In a text message, he asked me how busy I was with work. I replied that I pretty much have to work seven days a week and didn't have time for the gym but I did have time for friends and family. Then I showed the conversation to my brother and my brother said that sounded like I was blowing him off while he was trying to ask me out. So a few hours later I texted him back, asking him if he was interested in going to the maroon five concert with me. He kept saying the ticket was too expensive and he couldn't afford it, but I found it ridiculous because he's the kind of person who can spend three times as much as the concert ticket when drinking with his friends one evening. So I asked jokingly whether he was unemployed and he responded yes. He told me that he was really starting his company at this moment and he has been unemployed for three weeks. I felt quite shocked but of course congratulated him. In fact I felt so happy for him that he finally had The courage to leave the corporate world and do something on his own that he's passion about.

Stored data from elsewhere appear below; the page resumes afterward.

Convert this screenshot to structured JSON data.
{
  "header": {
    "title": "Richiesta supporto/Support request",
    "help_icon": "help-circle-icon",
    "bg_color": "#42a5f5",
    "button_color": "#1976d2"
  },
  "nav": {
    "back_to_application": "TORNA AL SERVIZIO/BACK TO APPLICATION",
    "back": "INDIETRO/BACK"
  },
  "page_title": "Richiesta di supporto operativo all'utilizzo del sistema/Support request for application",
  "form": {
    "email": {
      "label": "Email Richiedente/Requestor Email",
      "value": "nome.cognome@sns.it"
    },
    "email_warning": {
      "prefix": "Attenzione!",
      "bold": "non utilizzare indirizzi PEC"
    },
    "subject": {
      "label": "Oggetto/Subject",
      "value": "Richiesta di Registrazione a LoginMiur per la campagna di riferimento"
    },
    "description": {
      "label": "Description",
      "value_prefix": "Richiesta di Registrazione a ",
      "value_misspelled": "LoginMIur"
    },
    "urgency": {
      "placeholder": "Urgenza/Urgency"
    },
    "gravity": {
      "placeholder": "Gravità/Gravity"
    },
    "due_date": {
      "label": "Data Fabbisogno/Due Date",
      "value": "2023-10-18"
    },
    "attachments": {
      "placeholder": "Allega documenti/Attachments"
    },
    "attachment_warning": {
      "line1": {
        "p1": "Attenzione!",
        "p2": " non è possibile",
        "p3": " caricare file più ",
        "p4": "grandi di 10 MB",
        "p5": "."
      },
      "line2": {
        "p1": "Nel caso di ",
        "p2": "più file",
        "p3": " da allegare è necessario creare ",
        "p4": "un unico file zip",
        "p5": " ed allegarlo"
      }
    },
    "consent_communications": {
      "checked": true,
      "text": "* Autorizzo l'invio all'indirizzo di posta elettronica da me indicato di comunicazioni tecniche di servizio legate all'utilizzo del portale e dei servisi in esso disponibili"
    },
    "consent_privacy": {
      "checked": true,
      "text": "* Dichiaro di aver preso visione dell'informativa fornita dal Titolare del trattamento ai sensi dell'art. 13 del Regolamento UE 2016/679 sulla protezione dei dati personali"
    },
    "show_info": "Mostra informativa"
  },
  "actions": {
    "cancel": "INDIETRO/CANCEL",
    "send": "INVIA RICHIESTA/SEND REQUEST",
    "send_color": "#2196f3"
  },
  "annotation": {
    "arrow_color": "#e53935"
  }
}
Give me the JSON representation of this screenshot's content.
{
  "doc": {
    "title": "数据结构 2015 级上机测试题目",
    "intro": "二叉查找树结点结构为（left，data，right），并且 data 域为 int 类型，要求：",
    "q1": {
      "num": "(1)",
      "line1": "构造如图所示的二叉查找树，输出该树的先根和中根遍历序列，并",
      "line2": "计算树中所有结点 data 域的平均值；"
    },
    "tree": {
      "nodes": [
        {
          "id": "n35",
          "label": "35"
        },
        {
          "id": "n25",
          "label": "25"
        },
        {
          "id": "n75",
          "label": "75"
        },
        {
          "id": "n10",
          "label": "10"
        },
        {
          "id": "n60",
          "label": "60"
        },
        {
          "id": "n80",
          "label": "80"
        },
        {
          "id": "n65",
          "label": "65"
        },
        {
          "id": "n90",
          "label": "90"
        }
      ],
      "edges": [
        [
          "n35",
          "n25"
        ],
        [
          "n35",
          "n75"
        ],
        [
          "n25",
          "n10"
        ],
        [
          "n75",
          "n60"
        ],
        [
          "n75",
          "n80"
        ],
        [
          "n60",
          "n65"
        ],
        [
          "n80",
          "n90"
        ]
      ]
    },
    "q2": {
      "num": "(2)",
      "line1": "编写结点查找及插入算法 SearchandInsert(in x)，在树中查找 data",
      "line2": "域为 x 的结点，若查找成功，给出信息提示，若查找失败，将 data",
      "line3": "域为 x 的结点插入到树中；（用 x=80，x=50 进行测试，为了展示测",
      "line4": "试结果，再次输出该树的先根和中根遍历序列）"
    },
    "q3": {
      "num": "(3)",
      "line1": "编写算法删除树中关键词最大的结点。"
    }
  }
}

I even thought about offering him the VIP ticket to the concert but of course I didn't. I knew very well that he has a lot more money than that and somehow I just felt that it was simply his excuse not to go out and have fun with me. But then that brings out another question: Why did he ask me whether I was busy or not?

I didn't give it much thought yesterday; as you know, I was very naïve and was indulged in all kinds of the romantic thoughts I had in my head. I didn't feel disappointed by his response either because I always give him the benefit of doubt. That's how much I love him; I always believe everything he says and does to me. I always assume the best in him.

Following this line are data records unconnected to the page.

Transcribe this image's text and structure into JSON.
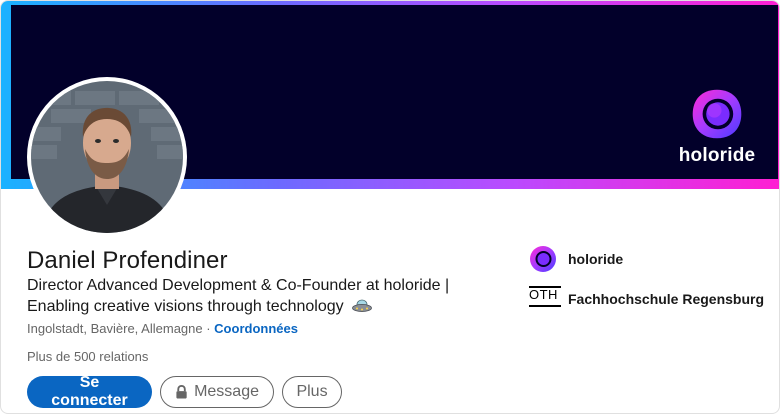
{
  "banner": {
    "brand_text": "holoride",
    "colors": {
      "background": "#02002a",
      "gradient_start": "#1ab2ff",
      "gradient_end": "#ff1fd2"
    }
  },
  "profile": {
    "name": "Daniel Profendiner",
    "headline_line1": "Director Advanced Development & Co-Founder at holoride |",
    "headline_line2": "Enabling creative visions through technology",
    "headline_icon": "ufo-icon",
    "location": "Ingolstadt, Bavière, Allemagne",
    "separator": " · ",
    "contact_link": "Coordonnées",
    "connections": "Plus de 500 relations"
  },
  "actions": {
    "connect_label": "Se connecter",
    "message_label": "Message",
    "message_icon": "lock-icon",
    "more_label": "Plus"
  },
  "sidebar": {
    "items": [
      {
        "label": "holoride",
        "icon": "holoride-logo"
      },
      {
        "label": "Fachhochschule Regensburg",
        "icon": "oth-logo",
        "logo_text": "OTH"
      }
    ]
  },
  "colors": {
    "primary": "#0a66c2",
    "text": "#191919",
    "muted": "#666666"
  }
}
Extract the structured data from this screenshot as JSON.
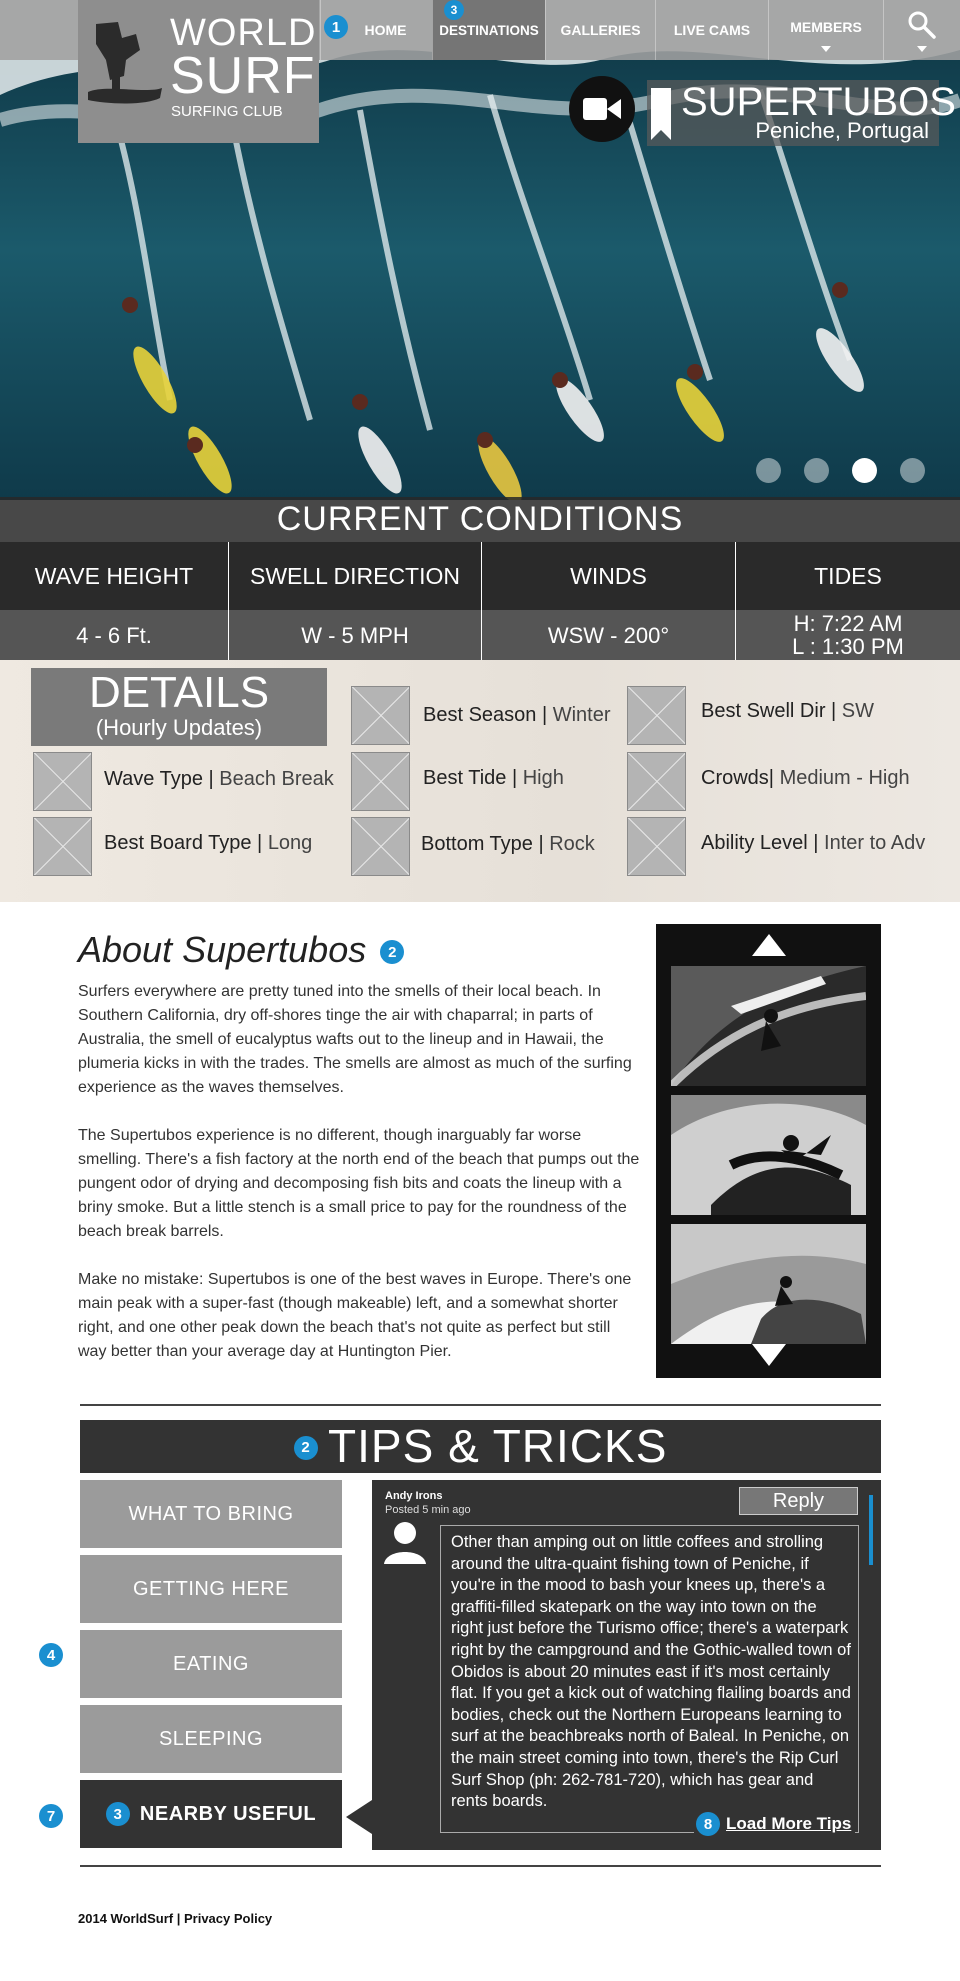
{
  "brand": {
    "logo_line1": "WORLD",
    "logo_line2": "SURF",
    "logo_line3": "SURFING CLUB"
  },
  "nav": {
    "items": [
      {
        "label": "HOME",
        "badge": "1",
        "active": false
      },
      {
        "label": "DESTINATIONS",
        "badge": "3",
        "active": true
      },
      {
        "label": "GALLERIES",
        "active": false
      },
      {
        "label": "LIVE CAMS",
        "active": false
      },
      {
        "label": "MEMBERS",
        "active": false,
        "dropdown": true
      }
    ],
    "search_icon": "search-icon"
  },
  "hero": {
    "spot_name": "SUPERTUBOS",
    "spot_location": "Peniche, Portugal",
    "camera_icon": "video-camera-icon",
    "bookmark_icon": "bookmark-icon",
    "slides_total": 4,
    "slide_active": 3
  },
  "conditions": {
    "title": "CURRENT CONDITIONS",
    "headers": [
      "WAVE HEIGHT",
      "SWELL DIRECTION",
      "WINDS",
      "TIDES"
    ],
    "values": [
      "4 - 6 Ft.",
      "W - 5 MPH",
      "WSW - 200°",
      "H: 7:22 AM"
    ],
    "tides_low": "L : 1:30 PM"
  },
  "details": {
    "title": "DETAILS",
    "subtitle": "(Hourly Updates)",
    "items": [
      {
        "label": "Best Season",
        "value": "Winter"
      },
      {
        "label": "Best Swell Dir",
        "value": "SW"
      },
      {
        "label": "Wave Type",
        "value": "Beach Break"
      },
      {
        "label": "Best Tide",
        "value": "High"
      },
      {
        "label": "Crowds",
        "value": "Medium - High"
      },
      {
        "label": "Best Board Type",
        "value": "Long"
      },
      {
        "label": "Bottom Type",
        "value": "Rock"
      },
      {
        "label": "Ability Level",
        "value": "Inter to Adv"
      }
    ]
  },
  "about": {
    "title": "About Supertubos",
    "badge": "2",
    "paragraphs": [
      "Surfers everywhere are pretty tuned into the smells of their local beach. In Southern California, dry off-shores tinge the air with chaparral; in parts of Australia, the smell of eucalyptus wafts out to the lineup and in Hawaii, the plumeria kicks in with the trades. The smells are almost as much of the surfing experience as the waves themselves.",
      "The Supertubos experience is no different, though inarguably far worse smelling. There's a fish factory at the north end of the beach that pumps out the pungent odor of drying and decomposing fish bits and coats the lineup with a briny smoke. But a little stench is a small price to pay for the roundness of the beach break barrels.",
      "Make no mistake: Supertubos is one of the best waves in Europe. There's one main peak with a super-fast (though makeable) left, and a somewhat shorter right, and one other peak down the beach that's not quite as perfect but still way better than your average day at Huntington Pier."
    ]
  },
  "tips": {
    "title": "TIPS & TRICKS",
    "badge": "2",
    "tabs": [
      "WHAT TO BRING",
      "GETTING HERE",
      "EATING",
      "SLEEPING",
      "NEARBY USEFUL"
    ],
    "side_badge_eating": "4",
    "side_badge_nearby": "7",
    "nearby_badge": "3",
    "comment": {
      "author": "Andy Irons",
      "posted": "Posted 5 min ago",
      "reply_label": "Reply",
      "text": "Other than amping out on little coffees and strolling around the ultra-quaint fishing town of Peniche, if you're in the mood to bash your knees up, there's a graffiti-filled skatepark on the way into town on the right just before the Turismo office; there's a waterpark right by the campground and the Gothic-walled town of Obidos is about 20 minutes east if it's most certainly flat. If you get a kick out of watching flailing boards and bodies, check out the Northern Europeans learning to surf at the beachbreaks north of Baleal. In Peniche, on the main street coming into town, there's the Rip Curl Surf Shop (ph: 262-781-720), which has gear and rents boards.",
      "load_more_badge": "8",
      "load_more_label": "Load More Tips"
    }
  },
  "footer": {
    "text": "2014 WorldSurf | Privacy Policy"
  }
}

As the tickets were going on sale in just a few days, I reached out to some of my students trying to figure out if anyone of them would be interested in joining me as a VIP. The good news is that I've got a former student who is still in medical school and six years younger than me; he seems to have a crush on me and I like him quite well too. I also have another student who's still in high school and would like to go to the concert with me as well.

So this medical student of mine, let me call him Star. Well actually there's not much going on between us; we have had  lunch together and some late night conversations through texting, including last night when we were discussing our favorite musicians as he decided to join me to go to the concert. He's very skinny not very tall, but he's extremely smart. In fact, when I was teaching his class, he was the first person that I walked to in the class when I was trying to listen to students speak. I don't know what vibes attracted me to him and he seemed to really enjoy my class. I don't know if he felt any kind of romantic chemistry for me; so far I only know that he thinks I have made him a lot more confident and interested in the subject. Actually he was supposed to introduce me to one of his single doctor older brothers but he never did. According to our mutual friends he actually made up some excuses about the subject so we could have lunch together to go over those issues but in fact those issues were so minor when we were having lunch; we spent most of our time talking about our interests and other personal stuff.

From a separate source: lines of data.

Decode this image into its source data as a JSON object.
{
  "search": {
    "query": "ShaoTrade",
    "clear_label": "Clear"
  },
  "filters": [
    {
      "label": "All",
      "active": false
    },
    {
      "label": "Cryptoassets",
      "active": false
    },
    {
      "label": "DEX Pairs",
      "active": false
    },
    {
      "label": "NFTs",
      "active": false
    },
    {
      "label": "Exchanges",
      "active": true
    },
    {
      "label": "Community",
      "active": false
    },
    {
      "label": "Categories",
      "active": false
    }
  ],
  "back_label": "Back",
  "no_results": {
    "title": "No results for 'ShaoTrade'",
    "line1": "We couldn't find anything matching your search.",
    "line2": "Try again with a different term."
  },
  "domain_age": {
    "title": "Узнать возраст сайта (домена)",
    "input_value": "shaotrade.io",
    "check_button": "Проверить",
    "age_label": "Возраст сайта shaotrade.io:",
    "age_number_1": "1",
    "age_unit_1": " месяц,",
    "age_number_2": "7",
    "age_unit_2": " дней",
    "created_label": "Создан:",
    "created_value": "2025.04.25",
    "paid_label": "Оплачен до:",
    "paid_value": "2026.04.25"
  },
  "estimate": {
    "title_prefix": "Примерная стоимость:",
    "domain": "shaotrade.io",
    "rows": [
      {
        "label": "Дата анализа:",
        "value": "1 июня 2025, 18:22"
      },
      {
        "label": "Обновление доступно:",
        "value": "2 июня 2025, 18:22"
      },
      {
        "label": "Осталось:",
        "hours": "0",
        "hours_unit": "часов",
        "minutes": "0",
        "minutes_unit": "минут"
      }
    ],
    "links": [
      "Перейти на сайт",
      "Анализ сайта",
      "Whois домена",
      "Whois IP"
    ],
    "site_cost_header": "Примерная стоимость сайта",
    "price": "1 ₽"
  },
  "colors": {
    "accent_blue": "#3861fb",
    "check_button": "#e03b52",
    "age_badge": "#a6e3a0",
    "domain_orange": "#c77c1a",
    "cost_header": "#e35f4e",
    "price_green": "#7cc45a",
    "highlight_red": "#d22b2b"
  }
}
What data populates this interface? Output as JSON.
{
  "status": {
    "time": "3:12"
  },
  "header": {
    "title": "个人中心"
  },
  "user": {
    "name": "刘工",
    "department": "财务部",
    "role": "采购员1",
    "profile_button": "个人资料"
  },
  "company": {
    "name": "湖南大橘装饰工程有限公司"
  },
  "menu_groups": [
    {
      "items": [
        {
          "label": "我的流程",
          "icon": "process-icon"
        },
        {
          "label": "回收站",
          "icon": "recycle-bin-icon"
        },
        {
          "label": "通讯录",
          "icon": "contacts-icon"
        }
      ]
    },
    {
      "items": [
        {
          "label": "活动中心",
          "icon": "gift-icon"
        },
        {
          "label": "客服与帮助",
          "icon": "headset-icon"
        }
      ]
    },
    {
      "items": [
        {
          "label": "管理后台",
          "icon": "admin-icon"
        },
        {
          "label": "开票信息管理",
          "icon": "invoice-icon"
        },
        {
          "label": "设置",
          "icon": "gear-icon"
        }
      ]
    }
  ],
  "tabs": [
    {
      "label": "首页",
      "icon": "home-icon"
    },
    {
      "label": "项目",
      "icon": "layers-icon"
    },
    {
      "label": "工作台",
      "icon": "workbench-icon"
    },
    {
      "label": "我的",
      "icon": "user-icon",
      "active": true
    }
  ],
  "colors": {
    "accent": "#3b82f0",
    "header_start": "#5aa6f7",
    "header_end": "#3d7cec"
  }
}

I don't want to think to much about Star although I have been thinking about him. He's so much younger than me and I'm just afraid that he's not ready for what I want; maybe he doesn't even like me romantically. All I know for now is that both of us are super excited for maroon five's concert.

So tonight I had planned to write something about Ken, about the epiphany I had today. Sometime during the day I realized why Ken sent me the message yesterday. He wanted to ask me for my help with his work. That's why he asked me if I was busy especially with work. Then I felt angry. I have given him the benefit of doubt every time and he's taking advantage of it, trying to monetize my love for him in his own favor. I thought I was simply giving him unconditional love, I would always be there for him so he could one day realize how precious my love is. Maybe I do live in a world where Ken has never loved me. But is it the end of the world? I used to think it was, well now I'm playing with this idea. A part of me says it is still the end of the world while the other part of me is simply angry and too proud to admit that everything he did for me meant nothing. That would just make the world so cruel and cold. What is the world if everything we believe to be love  is in fact meaningless?

It just hurts so much. It's been such a long time and it still hurts. I wonder who owes me that call in the pouring rain.